In the aforementioned embodiments, during testing a print pattern signal is sent to each heating member 7, to determine the condition of each heating member (broken or not broken). This print pattern includes lines/rows of dots, wherein each dot represents a heating member. One dot on each line of the print pattern is colored (i.e. not white), while the colored dot on each line is sequentially moved across the pattern. This pattern allows every heating member to be tested. The resistance of the heating member 7 ranges between 500 ohms and 1 k ohms. The resistance of a resistor 8 is 1 k ohms. The voltage at node 23, shown in FIG. 2, is 24 V+5 V=29 V. When the heating member 7 is normal and energized by the print command signal, the voltage at node 22 equals 23.3 V which is 0.7 V (the voltage drop of the diode D) lower than the output voltage of the driving power supply 2 (24V). Current flows from the driving power supply 2 (approx. 25 mA) and the voltage source 5 (approx. 5 mA), through the resistor 8, and into the heating member 7. In total, a current of approximately 30 mA flows into the heating member 7. When a current of approximately 5 mA flows into the heating member 7, a voltage drop of approximately 5 V takes place in the resistor 7 and the voltage at node 22 becomes approximately 23.3 V. As the heating member becomes worn, its resistance increases proportionally and thereafter the heating member breaks. Before the heating member 7 breaks and as its resistance increases, the current flow into the heating member decreases. Thus the voltage at node 22 exceeds 23.3 V. After the heating member breaks, the voltage at node 22 equals 29 V.

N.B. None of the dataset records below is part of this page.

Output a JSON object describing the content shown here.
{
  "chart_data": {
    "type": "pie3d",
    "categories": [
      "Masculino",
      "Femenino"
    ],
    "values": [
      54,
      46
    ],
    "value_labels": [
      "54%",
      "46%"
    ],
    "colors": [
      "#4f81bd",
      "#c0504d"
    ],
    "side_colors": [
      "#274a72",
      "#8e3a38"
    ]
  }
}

Throughout operation, the voltage at node 22 is applied to the + (pos.) terminal of the comparator 24, and the voltage from node 26 is applied to the - (neg.) terminal of the comparator 24. The voltage from node 26 functions as a reference voltage, and is varied by resistor 27 between the voltage at node 21 (24v) and the voltage at node 23 (29v). By setting the voltage at node 26 to a desired voltage, ranging from 24 V to 29 V, a very thin and high resistance portion of the heating member 7 is detected before it breaks. The detection level can be set by adjusting the resistor 27. From this explanation, it is clear that before the heating member 7 breaks and defective letters are printed, it is possible to replace the thermal head and prevent printing of defective letters in an inexpensive and reliable manner.
The comparator 24 issues the signal, representing a defective thermal head 6, while the voltage at the + terminal is higher than that a the - terminal. The broken heating member 7 is detected by passing the output signal of the comparator 24 to an AND circuit 28 and thereafter sampling the AND circuit in accordance with the print command signal.
Although the invention has been described with respect to a preferred embodiment, it is not to be so limited as changes and modifications can be made which are within the full intended scope of the invention as defined by the appended claims.